The Man of the Place and George skipped the third and last dive of the day on Gordon reef so I buddied up with Lars Lundquist from Denmark.This, as were all dives in Tiran, was a drift dive. A drift dive is what you plan when diving in strong currents. The boat drops you off in one place, you dive to depth (this dive was about 18 metres) and just float along on the current. When you get to the finishing point of your dive, you ascend and the boat picks you up from the finishing point at the planned time. Dive buddy Lars was diving in a 3mm shortie wetsuit and got a bit cold during this dive. When doing a drift dive, you don't move much and therefore you get cold much more quickly.
Lars with bubbles
Lars without bubbles
This dive had some wonderful gifts to show us. First there was this MASSIVE grouper - over a meter long and looked to weigh about 50+ kilos. He was very tolerant of me and allowed me to get fairly close for photographs before he went his way and we went ours.

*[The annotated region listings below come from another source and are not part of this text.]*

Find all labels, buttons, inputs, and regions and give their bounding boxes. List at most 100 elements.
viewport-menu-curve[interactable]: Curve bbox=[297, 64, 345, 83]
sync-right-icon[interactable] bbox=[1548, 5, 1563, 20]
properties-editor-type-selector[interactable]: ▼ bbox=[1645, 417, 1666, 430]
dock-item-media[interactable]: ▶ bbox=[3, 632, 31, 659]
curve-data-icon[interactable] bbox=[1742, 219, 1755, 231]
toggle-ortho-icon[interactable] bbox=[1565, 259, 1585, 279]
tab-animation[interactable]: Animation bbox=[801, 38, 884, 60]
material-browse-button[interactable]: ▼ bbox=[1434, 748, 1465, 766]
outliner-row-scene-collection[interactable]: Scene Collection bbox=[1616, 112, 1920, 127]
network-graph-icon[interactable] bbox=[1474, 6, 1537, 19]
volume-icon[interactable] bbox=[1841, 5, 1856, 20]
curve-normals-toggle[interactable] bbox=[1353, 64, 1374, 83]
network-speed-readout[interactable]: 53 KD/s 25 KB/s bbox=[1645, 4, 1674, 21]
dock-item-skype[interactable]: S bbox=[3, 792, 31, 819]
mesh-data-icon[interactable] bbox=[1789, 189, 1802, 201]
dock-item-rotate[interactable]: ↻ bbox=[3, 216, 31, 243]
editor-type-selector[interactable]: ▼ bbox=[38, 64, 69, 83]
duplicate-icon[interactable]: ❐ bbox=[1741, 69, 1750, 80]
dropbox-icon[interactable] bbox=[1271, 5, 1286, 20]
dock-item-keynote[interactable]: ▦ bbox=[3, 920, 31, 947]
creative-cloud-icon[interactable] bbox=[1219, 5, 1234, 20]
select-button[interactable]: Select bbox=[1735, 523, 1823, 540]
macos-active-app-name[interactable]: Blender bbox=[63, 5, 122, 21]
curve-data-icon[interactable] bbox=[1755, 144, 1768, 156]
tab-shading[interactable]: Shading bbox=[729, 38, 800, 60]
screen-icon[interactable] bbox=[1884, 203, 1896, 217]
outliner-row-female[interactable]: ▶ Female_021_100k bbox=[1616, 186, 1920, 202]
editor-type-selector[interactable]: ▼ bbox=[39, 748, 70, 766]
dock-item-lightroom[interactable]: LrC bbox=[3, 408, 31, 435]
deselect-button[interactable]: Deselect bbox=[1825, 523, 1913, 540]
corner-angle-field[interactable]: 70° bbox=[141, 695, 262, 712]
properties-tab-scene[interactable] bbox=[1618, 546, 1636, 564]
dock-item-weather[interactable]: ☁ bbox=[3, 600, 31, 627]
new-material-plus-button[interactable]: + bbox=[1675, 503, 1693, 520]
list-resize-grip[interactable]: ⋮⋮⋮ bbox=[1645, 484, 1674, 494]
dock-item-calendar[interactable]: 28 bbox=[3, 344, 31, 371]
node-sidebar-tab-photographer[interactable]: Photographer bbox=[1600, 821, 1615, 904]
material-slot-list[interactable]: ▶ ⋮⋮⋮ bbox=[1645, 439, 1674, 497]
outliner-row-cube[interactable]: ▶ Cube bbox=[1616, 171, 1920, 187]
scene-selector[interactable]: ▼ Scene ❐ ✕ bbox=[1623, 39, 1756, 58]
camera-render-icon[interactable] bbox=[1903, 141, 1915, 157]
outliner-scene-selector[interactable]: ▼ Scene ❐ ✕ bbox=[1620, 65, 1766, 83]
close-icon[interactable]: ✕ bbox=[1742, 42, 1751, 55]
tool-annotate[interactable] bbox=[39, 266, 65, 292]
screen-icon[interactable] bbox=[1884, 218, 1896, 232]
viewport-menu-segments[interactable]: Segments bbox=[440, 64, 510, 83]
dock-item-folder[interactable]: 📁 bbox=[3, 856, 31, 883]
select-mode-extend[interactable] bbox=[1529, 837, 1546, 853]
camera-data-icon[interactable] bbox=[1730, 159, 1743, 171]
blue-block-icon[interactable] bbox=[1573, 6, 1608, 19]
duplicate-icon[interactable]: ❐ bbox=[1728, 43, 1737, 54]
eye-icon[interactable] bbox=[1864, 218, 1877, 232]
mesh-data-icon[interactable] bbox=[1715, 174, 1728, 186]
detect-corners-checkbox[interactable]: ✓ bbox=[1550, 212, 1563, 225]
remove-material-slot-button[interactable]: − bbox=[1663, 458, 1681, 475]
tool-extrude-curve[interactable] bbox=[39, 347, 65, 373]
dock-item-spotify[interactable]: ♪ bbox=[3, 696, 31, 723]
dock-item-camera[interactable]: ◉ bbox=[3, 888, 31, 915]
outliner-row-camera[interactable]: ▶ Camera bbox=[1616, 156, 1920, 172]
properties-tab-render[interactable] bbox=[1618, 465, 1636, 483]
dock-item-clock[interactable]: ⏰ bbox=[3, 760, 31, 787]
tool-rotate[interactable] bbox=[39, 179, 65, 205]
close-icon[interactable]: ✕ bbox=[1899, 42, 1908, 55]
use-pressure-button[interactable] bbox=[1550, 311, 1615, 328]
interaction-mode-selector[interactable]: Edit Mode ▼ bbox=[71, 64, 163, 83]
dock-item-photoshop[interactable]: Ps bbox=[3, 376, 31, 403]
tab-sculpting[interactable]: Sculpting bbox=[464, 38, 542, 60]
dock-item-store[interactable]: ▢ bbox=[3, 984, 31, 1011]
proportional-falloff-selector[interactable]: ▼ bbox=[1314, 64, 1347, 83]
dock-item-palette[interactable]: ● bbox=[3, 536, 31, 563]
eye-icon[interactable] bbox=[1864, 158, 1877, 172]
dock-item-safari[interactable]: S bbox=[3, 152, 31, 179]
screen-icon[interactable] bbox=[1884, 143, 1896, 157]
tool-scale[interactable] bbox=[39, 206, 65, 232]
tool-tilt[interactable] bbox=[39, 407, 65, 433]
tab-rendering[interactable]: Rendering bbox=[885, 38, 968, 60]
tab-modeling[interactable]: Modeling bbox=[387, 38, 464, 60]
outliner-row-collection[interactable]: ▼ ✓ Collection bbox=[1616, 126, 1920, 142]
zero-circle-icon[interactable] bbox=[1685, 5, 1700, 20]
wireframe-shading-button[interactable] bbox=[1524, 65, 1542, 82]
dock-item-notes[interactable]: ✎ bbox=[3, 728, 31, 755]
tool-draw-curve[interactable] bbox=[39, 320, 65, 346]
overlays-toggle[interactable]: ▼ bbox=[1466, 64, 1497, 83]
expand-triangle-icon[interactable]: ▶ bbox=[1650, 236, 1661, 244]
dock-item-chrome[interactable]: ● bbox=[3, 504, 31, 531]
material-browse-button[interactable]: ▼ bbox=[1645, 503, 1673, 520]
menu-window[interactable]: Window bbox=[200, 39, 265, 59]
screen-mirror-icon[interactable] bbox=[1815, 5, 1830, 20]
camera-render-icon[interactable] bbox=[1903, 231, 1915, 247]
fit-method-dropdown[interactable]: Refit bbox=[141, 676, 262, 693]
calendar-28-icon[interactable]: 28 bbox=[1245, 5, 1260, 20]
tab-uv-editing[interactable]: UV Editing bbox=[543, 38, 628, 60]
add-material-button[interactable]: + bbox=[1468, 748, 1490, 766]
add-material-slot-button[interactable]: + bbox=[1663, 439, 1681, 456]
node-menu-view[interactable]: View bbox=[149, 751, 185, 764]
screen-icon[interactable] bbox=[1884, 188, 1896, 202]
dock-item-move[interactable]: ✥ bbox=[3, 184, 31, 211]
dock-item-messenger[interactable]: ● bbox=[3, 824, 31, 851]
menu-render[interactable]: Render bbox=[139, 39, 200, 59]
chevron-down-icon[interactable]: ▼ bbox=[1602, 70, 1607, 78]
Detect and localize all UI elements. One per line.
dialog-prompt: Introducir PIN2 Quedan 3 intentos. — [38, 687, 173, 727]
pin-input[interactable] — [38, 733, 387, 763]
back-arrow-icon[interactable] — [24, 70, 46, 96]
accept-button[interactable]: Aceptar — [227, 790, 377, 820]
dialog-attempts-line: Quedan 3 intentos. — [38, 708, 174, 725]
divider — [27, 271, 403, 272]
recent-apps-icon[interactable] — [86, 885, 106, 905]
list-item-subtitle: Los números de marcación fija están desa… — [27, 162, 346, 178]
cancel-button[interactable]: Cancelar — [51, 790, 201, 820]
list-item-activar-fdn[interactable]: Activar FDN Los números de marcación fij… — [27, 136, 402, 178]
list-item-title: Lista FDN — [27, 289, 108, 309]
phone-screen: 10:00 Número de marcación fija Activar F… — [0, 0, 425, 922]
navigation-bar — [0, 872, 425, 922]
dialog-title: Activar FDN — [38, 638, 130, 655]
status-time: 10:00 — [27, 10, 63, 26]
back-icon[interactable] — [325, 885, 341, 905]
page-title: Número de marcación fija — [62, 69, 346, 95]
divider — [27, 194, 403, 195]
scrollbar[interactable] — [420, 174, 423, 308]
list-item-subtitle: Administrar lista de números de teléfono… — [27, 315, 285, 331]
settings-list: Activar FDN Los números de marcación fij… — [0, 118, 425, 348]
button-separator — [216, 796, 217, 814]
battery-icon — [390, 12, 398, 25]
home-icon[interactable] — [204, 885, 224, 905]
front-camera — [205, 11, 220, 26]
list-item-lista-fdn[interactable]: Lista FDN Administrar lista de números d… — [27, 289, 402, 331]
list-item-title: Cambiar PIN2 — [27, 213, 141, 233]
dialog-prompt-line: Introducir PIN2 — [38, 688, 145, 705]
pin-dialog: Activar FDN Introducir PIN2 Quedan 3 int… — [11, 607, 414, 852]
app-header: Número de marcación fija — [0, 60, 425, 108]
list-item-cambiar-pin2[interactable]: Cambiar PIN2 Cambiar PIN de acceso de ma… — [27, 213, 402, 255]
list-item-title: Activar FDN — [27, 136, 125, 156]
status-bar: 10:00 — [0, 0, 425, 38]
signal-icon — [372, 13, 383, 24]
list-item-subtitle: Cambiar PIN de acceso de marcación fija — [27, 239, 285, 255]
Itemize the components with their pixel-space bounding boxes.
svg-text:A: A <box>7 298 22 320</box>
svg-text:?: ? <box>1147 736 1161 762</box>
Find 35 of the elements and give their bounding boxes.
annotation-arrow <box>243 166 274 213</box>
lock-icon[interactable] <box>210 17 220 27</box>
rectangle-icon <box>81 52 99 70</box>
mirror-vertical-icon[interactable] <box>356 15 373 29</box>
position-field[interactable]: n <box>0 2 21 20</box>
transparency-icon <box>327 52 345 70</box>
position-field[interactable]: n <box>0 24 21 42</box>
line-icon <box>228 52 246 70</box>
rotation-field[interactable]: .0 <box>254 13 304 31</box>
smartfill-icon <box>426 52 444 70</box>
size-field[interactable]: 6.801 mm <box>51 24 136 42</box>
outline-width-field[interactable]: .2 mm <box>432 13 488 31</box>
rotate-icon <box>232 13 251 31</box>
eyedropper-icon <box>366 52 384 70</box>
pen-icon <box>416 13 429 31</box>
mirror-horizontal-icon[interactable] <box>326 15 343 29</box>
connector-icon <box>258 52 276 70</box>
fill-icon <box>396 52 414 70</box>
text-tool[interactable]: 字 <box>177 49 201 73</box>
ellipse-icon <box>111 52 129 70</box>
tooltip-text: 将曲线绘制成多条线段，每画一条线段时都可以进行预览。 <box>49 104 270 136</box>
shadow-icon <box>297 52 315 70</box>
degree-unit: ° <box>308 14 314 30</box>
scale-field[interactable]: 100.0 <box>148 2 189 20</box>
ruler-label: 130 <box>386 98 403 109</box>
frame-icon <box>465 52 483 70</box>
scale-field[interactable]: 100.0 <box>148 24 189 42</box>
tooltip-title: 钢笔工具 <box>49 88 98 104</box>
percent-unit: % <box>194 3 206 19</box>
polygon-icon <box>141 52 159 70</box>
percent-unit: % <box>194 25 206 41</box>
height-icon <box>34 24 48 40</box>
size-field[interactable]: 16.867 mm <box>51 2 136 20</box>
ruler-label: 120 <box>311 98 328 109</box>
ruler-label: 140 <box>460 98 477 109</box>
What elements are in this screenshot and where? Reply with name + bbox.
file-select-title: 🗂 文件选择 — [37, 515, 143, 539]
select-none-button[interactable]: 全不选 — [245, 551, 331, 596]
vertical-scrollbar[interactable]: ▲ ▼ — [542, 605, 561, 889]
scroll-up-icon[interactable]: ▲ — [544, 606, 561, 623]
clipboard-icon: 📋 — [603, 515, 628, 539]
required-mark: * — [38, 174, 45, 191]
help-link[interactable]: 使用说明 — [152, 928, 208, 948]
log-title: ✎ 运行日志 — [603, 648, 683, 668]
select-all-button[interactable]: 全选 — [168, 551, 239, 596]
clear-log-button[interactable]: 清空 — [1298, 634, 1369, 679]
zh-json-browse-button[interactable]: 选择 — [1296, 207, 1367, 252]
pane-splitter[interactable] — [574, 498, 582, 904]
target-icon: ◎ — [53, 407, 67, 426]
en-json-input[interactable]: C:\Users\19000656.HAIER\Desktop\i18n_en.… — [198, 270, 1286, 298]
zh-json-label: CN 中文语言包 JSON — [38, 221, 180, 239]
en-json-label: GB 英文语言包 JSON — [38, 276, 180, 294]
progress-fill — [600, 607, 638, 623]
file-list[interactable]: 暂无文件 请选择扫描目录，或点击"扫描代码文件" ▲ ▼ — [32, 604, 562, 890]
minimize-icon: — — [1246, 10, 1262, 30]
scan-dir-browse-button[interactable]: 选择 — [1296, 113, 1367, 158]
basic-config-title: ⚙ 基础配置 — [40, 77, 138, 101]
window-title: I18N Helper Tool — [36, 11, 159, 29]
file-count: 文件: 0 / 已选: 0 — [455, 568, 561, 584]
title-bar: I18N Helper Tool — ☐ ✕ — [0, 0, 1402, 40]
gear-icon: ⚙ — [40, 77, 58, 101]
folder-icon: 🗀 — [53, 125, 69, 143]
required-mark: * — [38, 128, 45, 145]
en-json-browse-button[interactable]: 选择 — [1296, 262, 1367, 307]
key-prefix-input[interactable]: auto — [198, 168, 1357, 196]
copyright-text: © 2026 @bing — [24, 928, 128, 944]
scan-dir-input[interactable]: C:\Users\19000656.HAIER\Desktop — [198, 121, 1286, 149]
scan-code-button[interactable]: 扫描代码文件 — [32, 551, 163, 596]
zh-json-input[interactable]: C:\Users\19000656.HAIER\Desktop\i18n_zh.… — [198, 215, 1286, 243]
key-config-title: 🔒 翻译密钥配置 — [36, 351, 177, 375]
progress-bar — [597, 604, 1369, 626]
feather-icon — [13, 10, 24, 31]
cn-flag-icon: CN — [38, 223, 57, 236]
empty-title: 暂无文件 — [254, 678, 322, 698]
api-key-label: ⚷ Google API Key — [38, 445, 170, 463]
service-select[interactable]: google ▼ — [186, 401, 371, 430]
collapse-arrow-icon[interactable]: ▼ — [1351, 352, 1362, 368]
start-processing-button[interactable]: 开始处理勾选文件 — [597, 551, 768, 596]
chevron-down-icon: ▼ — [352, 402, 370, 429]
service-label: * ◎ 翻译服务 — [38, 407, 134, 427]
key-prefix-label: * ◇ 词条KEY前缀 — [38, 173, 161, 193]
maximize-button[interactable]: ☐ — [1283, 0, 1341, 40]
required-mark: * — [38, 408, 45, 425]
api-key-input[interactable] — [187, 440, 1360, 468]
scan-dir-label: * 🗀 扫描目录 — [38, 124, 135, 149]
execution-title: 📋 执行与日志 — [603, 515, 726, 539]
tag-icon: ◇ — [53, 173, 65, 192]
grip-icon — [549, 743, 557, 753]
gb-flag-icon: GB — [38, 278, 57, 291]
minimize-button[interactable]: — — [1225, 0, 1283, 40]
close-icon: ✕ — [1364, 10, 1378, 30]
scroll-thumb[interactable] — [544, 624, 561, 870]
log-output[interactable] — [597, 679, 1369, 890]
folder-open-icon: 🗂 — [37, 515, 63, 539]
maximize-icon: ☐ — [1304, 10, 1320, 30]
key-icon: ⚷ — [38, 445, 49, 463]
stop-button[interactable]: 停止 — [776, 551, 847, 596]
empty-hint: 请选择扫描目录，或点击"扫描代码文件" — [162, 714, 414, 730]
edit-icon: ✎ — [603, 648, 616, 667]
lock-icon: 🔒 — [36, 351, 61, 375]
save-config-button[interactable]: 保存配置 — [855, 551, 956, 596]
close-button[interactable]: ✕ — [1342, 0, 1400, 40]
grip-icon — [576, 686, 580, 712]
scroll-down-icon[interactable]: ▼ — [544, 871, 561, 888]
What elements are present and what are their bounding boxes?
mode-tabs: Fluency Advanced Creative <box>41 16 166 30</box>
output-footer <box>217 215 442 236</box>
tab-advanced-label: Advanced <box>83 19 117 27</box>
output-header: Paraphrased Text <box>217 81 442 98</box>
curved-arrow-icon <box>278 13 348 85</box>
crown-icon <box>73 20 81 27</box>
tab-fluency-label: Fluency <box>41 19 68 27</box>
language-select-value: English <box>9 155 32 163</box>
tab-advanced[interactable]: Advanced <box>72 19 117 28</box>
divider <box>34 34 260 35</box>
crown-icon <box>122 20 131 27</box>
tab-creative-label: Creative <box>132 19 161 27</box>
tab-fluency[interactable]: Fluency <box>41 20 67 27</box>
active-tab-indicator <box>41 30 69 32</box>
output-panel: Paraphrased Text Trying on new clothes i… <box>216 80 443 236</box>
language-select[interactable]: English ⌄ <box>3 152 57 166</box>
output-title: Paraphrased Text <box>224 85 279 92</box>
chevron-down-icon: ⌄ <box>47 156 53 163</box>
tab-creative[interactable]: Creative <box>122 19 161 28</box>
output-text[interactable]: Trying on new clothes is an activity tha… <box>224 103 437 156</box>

Mister Big Grouper - Malabar grouper - Epinephelus malbaricus. He looks like I owe him money.
Then there was an eel garden. Red Sea garden eels - Gorgasia silneri - are cool. You can see them waving in the distant current but if you try to approach them, they slip back down into their holes. The only photos I got were out of focus pictures taken with what little zoom my camera had. You can see by the way the sand looks, how fast the current was in this part of the dive.
A Red Sea topshell - Tectus dentatus - sitting on a rusting tar barrel. Lots of tar barrels from the wreck of the Loullia. Nature eventually claims everything back.
Emperor angelfish - Pomacanthus imperator - Isn't this a wonderful fish?
Little bitty Shultz's or Guilded pipefish - Corythoischthys schultzi - can you make him out? Pipefish are related to seahorses. We couldn't give him a little poke to make him more visible to the camera, so if you can't see him all camoflaged there in the sand, I'm sorry. Sawtoothed feathered star - Oligometra serripinna - related to starfish Clown anemonefish - Amphiprion bicinctus - It's Nemo!! Very cute but territorial little fish.
Grey Moray - Gymnothorax griseus - We saw two of these 1 meter long eels during the day's diving. Lucky us! Just as we finished the dive, there were three cornet fish - Fistularia commersonii - just hanging out by a coral pinnacle. I like how one can see that the sun was getting low in the sky by this point.